Der Ebola-Virus breitet sich aus

  • In der Provinz Nord-Kivu im Kongo sind mittlerweile mehr als 2.000 Menschen mit Ebola infiziert. Die tägliche Ebola-Ansteckungsrate hat sich mehr als verdreifacht. Viele weitere Fälle werden aufgrund von Unsicherheit und Misstrauen nicht gemeldet.
  • Die internationale Gemeinschaft verliert den Kampf gegen Ebola. Der schnelle Anstieg der Infektionen zeigt, wie wichtig ein kompletter Neustart der internationalen Bemühungen ist.
  • IRC ist weiterhin führend bei der Prävention und Kontrolle von Infektionen in den am stärksten betroffenen Gebieten.
Länderdaten
  • Bevölkerung: 84,1 Millionen
  • Vertriebene: 4 Millionen
  • Position im Index der menschlichen Entwicklung: 176 von 189
IRC vor Ort
  • Beginn der Aktivitäten: 1996
  • Versorgte Menschen: 2,3 Millionen
  • Ziel: 8,4 Millionen

Überblick

In der Demokratische Republik Kongo (DRK) herrschen seit vielen Jahren gewalttätige Konflikte und wirtschaftliche Instabilität. Immer wieder kommt es neben andauernder Gewalt zu heftigen Kämpfen. Aktuell sind über 4 Millionen Menschen innerhalb ihres Heimatlandes vertrieben, Hunderttausende sind in andere Länder geflohen. 12,8 Millionen benötigen humanitäre Hilfe. IRC unterstützt die kongolesische Bevölkerung bei der Deckung ihrer Grundbedürfnisse, stärkt Familien und hilft beim Wiederaufbau von Gemeinschaften.

Wie ist die aktuelle Krise in der DRK entstanden?

Nur wenige Jahre nach der Unabhängigkeit von Belgien ergriff Diktator Seko die Macht und beherrschte die DRK 32 Jahre. Diese Zeit war geprägt von wirtschaftlichem Niedergang und politischen Unruhen. Zwischen 1998 und 2002 gab es einen Bürgerkrieg, der zu extremer Gewalt, massiven Vertreibungen und weit verbreiteten Vergewaltigungen führte. Diesem Konflikt fielen schätzungsweise 5,4 Millionen Menschen zum Opfer. Die meisten davon starben an Krankheiten und Unterernährung.
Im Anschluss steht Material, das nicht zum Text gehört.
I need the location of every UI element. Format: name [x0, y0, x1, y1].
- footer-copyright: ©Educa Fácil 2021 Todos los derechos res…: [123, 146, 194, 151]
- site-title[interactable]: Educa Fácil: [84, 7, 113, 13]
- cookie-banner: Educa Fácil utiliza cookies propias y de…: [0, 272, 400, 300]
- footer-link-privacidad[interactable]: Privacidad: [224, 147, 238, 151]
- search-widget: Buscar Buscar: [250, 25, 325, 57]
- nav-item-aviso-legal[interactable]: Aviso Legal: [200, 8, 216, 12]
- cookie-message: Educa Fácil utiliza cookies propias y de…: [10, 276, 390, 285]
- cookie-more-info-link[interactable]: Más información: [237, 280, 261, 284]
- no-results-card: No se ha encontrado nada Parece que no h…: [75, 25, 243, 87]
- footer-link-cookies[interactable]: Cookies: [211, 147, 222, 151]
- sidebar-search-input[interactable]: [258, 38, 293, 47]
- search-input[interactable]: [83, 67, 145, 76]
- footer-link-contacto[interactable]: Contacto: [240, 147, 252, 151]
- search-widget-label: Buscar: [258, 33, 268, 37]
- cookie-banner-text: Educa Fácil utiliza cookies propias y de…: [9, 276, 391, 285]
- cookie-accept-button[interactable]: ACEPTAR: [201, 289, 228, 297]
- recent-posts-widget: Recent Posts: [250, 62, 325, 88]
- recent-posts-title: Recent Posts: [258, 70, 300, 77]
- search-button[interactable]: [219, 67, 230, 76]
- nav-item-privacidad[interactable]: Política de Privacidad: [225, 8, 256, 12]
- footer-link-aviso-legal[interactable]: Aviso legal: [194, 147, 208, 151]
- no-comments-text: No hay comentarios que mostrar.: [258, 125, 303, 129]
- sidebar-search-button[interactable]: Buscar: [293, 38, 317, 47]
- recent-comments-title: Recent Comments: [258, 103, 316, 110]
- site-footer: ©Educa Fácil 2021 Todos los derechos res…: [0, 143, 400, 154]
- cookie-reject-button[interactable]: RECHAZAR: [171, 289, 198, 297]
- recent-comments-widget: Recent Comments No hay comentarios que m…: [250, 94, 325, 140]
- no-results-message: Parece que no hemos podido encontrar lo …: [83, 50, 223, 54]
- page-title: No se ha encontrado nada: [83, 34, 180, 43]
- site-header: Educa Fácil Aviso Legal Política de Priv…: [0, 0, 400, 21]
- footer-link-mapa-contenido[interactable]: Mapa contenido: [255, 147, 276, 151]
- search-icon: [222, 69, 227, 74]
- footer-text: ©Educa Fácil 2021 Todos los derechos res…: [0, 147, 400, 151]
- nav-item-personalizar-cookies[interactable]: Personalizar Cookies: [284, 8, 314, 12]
Im Osten des Kongo ist Gewalt auch heute noch an der Tagesordnung. Immer wieder kommt es auch zu größeren Kämpfen. Zuletzt im Jahr 2017, als der Präsident die Wahlen verzögerte. Anfang 2019 vollzog sich nach verhältnismäßig friedlichen Wahlen ein Machtwechsel. Die DRK wird nun von Sylvestere Ilunga regiert.

Trotz eines Friedensabkommens, leichter wirtschaftlicher Fortschritte und Verbesserungen im Bildungs- und Gesundheitswesen kämpft das Land weiterhin mit immer wiederkehrenden Krisen. Diese gefährden die Lebensgrundlagen von 13,1 Millionen Menschen, rund 15 % der Bevölkerung. In weiten Teilen des Landes ist Gewalt gegen Frauen und Mädchen an der Tagesordnung. Zwischen 2014 und 2016 gab es im Kongo einen Ebola-Ausbruch mit 28.000 infizierten Menschen. Mitte 2018 brach Ebola erneut aus. Ein Jahr später gab es bereits über 2000 Infektionen. Insgesamt sind über 1700 Menschen an der Krankheit gestorben.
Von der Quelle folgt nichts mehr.